The Personal Monet
Five Recently Rediscovered Works from Monet's Family Collection

Claude Monet's sketches from the late 1850s are among the most important records remaining of the adolescent artist's activities during this period, providing a key insight into his environ and his artistic development. When Monet died at the age of eighty-six, hundreds of his paintings already were in preeminent public institutions and private collections. Much of what remained was bequeathed to his second son, Michel Monet, including the artist's letters and childhood sketchbooks, which Michel subsequently dispersed. One sketchbook, from 1857, is a particularly intimate grouping of works that are academic in aesthetic and technique while providing a glimpse into the artist's daily life and young mastery of various media.

From an early age Monet became enthralled with drawing, spending much of his free time habitually depicting what was around him. Few records remain of young Monet's quotidian activities except for the memoirs of Théophile Beguin Billecocq—brother-in-law of Monet's childhood friend Théodore—whose accounts provide the only known firsthand testimony regarding Monet in the mid-1850s and frequently reference Monet's compulsive drawing. Commenting on young Théodore and Claude's activities in the summer of 1857, Beguin Billecocq reminisced "They went vagabonding in the environs, swimming in the ocean, fishing, going out for lunch and staying out through dinner. Oscar [Claude] drew a great deal and always carried with him little sketchbooks and pencils, with which he sketched pastoral landscapes and marines. In addition every scrap of paper, no matter how small, was drawn upon with country scenes, tiny seascapes, and fishermen. Every sheet of paper that came into his hands was destined for a drawing. He preferred old papers of the previous century, made from real rags. His sketches, whether in crayon or pencil, were always excellent, even if they were rapidly executed. He knew how to capture the essential characteristics of a scene," (quoted in The Unknown Monet, Pastels and Drawings (exhibition catalog), The Clark Institute, Williamstown, 2007 p. 23).

The sketches of 1857 provide a formidable display of the young artist's dexterity and a glimpse into the Impressionist landscapes to come. The subject matter of these drawings that filled his sketchbooks primarily consist of what the young artist observed around him: architecture (lots 3 and 5), natural formations (lot 4), and sailing vessels (lot 2). Monet made notes to himself on the works to record the locations and dates of execution, providing a snapshot into the artist's routine. Such careful observation and meticulous annotation are evident in Rochers et falaisses à Sainte-Adresse (lot 4), in which Monet homed in on a section of the Sainte-Adresse cliff-scape he would later repeatedly depict on canvases, and he described his location on the sheet as "dans les basses falaises" next to the date of execution.

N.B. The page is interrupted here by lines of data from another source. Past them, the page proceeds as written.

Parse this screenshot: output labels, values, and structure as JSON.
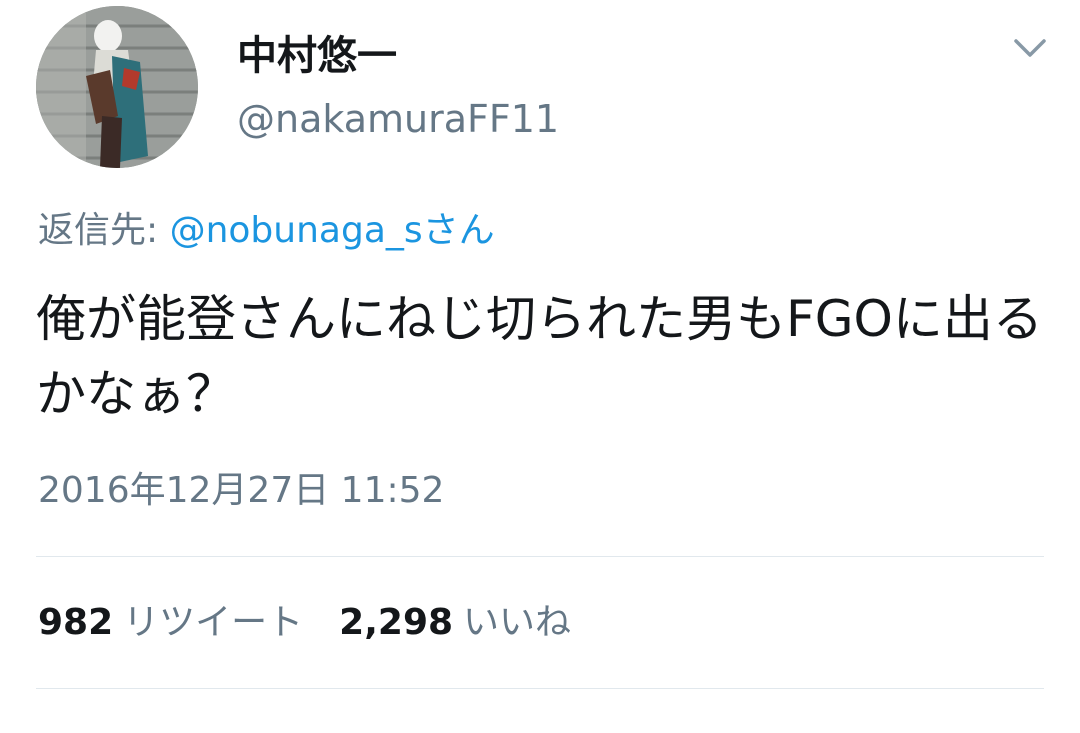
{
  "author": {
    "display_name": "中村悠一",
    "handle": "@nakamuraFF11"
  },
  "reply": {
    "prefix": "返信先: ",
    "target": "@nobunaga_sさん"
  },
  "tweet": {
    "text": "俺が能登さんにねじ切られた男もFGOに出るかなぁ？",
    "timestamp": "2016年12月27日 11:52"
  },
  "stats": {
    "retweets_count": "982",
    "retweets_label": "リツイート",
    "likes_count": "2,298",
    "likes_label": "いいね"
  },
  "icons": {
    "menu": "chevron-down-icon"
  },
  "colors": {
    "text_primary": "#14171a",
    "text_secondary": "#657786",
    "link": "#1b95e0",
    "divider": "#e1e8ed"
  }
}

His artistic process is chiefly evident in the striking Divers Bateaux (lot 2), in which Monet illustrated seven partial or whole shipping vessels. Four of the ships appear complete, with sails either blowing against the wind or stowed by gaskets Monet carefully suggested with darker pencil. For the boat in the middle left he included rippling water and distant sails in the horizon, creating a mini-scene within the larger sheet. On the bottom third of the sheet are two outlines, one of a ship and its mainsail extended on the mast, and next to it the beginnings of a main-mast for an undepicted ship, thereby providing insight into Monet's observational approach.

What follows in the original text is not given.